With fall just around the corner, my mind is on chili and soup, pumpkin and apples. Have you noticed how pumpkin spice products have taken over the nation? Because of “superfans,” Starbucks began offering their pumpkin spice lattes early this year. One fan, in particular, was delighted. That is Wesley’s girlfriend, Ashley. She is as crazy about pumpkin spice as I am about apples.
Just in time for fall, I want to share this fabulous cream cheese spread. Not only is this fantastic Pumpkin Spice Spread yummy on a warm toasted bagel, but it’s also delicious stuffed inside French toast.
I am also including the recipe for homemade Pumpkin Pie Spice. This combination of warm, fragrant spices is great to keep on hand this time of the year. It is simple to make, and any well-stocked spice cabinet will include all of the ingredients.

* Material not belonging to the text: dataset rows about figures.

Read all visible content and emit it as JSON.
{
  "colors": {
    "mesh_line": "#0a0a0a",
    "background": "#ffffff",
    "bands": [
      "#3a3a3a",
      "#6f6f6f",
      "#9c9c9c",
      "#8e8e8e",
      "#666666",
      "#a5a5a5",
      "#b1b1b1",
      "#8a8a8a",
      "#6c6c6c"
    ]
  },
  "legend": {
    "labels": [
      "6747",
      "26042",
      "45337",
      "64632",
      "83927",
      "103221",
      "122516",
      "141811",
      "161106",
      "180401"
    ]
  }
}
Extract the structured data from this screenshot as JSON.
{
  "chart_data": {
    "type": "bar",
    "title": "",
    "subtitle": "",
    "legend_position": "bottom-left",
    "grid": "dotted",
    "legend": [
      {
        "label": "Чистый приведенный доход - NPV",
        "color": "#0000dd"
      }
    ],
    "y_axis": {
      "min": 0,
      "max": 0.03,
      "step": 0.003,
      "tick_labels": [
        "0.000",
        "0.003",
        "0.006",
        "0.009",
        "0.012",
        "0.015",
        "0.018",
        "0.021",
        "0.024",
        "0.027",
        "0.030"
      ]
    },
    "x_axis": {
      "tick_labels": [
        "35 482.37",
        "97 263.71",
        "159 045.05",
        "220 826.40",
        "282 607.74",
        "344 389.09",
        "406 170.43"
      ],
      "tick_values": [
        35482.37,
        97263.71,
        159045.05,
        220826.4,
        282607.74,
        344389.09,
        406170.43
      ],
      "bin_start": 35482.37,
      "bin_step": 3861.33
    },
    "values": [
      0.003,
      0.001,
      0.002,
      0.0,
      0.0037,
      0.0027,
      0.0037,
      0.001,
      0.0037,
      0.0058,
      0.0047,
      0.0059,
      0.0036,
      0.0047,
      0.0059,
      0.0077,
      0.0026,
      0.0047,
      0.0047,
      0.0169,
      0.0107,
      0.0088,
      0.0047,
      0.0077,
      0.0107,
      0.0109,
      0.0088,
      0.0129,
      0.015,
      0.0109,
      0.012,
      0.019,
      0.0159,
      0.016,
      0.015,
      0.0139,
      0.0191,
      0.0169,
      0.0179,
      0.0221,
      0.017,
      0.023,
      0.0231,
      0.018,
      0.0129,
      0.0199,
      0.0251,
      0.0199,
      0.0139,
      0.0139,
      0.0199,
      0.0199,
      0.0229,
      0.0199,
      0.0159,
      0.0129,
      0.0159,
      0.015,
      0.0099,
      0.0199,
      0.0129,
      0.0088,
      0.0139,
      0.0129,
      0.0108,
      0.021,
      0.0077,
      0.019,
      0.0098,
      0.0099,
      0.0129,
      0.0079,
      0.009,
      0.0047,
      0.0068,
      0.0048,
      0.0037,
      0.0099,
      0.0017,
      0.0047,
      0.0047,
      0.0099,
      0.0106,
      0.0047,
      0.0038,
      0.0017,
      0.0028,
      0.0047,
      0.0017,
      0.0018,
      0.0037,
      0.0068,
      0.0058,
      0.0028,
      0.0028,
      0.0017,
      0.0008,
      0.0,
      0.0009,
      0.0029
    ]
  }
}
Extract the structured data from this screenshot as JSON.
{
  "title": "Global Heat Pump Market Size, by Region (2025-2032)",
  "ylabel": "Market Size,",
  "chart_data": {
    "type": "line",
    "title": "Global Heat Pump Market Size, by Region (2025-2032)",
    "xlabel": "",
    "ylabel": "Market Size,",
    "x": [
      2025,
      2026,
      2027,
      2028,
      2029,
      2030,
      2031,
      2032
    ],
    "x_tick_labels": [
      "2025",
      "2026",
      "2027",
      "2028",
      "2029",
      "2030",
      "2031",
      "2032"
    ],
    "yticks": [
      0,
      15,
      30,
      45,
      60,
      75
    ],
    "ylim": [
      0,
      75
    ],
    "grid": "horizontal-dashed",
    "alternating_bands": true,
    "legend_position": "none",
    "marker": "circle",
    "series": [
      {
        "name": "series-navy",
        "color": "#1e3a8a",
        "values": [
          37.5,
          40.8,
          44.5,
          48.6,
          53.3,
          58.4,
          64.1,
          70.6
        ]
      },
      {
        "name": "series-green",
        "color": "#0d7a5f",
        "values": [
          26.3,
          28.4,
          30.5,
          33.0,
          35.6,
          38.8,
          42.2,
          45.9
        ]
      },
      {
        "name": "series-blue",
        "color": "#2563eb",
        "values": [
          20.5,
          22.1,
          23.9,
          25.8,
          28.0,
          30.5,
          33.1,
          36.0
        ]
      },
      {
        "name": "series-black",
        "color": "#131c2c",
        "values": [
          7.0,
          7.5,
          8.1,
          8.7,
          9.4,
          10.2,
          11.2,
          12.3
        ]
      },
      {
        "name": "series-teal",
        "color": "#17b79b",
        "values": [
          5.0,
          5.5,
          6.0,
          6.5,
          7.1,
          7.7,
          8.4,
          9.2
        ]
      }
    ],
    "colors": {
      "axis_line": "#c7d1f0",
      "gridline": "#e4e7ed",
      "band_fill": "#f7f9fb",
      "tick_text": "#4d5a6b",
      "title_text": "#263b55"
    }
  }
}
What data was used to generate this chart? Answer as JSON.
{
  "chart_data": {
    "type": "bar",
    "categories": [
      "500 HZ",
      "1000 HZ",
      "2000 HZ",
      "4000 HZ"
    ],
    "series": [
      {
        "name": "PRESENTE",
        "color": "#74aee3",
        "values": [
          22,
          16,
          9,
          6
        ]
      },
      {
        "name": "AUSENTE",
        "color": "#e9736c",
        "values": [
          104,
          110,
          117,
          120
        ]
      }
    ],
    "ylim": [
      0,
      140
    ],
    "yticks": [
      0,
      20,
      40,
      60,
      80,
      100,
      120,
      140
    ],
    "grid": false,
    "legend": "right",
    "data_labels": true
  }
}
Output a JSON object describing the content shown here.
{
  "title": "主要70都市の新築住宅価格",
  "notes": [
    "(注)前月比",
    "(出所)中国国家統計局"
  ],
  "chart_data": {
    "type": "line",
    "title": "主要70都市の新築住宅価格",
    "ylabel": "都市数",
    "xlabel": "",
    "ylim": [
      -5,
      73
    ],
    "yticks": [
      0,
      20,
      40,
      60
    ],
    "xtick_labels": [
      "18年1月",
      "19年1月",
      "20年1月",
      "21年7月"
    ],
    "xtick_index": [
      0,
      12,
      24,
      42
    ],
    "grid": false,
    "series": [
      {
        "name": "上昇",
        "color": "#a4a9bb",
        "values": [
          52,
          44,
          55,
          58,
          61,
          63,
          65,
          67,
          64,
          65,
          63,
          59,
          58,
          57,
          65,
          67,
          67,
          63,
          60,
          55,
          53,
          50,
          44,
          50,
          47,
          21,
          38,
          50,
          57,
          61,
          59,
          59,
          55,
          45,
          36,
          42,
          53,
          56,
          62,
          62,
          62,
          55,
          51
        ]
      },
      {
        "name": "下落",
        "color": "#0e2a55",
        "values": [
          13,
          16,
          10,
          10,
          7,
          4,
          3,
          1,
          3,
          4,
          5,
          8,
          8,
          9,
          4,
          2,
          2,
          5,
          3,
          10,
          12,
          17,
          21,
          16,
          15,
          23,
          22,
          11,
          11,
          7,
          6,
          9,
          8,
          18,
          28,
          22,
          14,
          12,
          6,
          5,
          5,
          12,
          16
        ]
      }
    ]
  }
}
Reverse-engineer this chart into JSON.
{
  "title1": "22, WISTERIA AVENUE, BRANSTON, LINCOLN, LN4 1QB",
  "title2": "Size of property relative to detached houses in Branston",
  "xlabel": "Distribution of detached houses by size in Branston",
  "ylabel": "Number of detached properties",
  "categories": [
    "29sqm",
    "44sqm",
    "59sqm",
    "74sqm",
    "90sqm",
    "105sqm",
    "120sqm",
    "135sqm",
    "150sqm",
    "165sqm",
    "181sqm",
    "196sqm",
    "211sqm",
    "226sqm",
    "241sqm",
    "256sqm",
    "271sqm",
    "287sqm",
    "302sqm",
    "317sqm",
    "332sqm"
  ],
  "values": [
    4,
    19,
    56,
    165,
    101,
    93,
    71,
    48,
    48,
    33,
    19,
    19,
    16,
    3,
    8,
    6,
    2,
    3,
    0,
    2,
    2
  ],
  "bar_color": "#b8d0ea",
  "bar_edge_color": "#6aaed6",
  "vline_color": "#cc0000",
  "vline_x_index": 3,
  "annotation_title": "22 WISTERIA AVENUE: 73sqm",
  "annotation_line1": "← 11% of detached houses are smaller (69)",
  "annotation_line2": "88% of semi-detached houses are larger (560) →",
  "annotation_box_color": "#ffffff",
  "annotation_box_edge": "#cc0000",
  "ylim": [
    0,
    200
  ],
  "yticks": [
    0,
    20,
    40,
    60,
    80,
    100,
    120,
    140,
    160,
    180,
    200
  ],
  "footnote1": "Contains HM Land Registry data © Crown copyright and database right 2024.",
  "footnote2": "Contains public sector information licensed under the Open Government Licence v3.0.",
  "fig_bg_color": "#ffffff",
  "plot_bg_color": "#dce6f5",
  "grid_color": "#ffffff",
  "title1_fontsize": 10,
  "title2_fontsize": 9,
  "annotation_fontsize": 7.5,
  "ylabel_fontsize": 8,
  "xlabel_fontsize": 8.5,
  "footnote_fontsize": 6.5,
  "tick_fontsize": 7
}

- 8 oz. cream cheese, softened
- ¼ c. canned pumpkin puree
- 2½ tbsp. brown sugar, packed
- 1½ tsp. pumpkin pie spice blend, or more to taste
- ¼ c. finely chopped pecans, lightly toasted
- 1 tsp. vanilla extract
- In a medium bowl combine the cream cheese, pumpkin, brown sugar, spice blend,pecans, and vanilla with an electric mixer. Mix until mixed well and smooth. Transfer to an airtight container and store in the refrigerator.
- 1½ tbsp. ground cinnamon
- 1 tsp. ground ginger
- 1 tsp. ground nutmeg
- ¾ tsp. allspice
- ¾ tsp. tsp. ground cloves
- Mix all of the spices together in a small bowl. For convenient storage, pour into a small glass jar.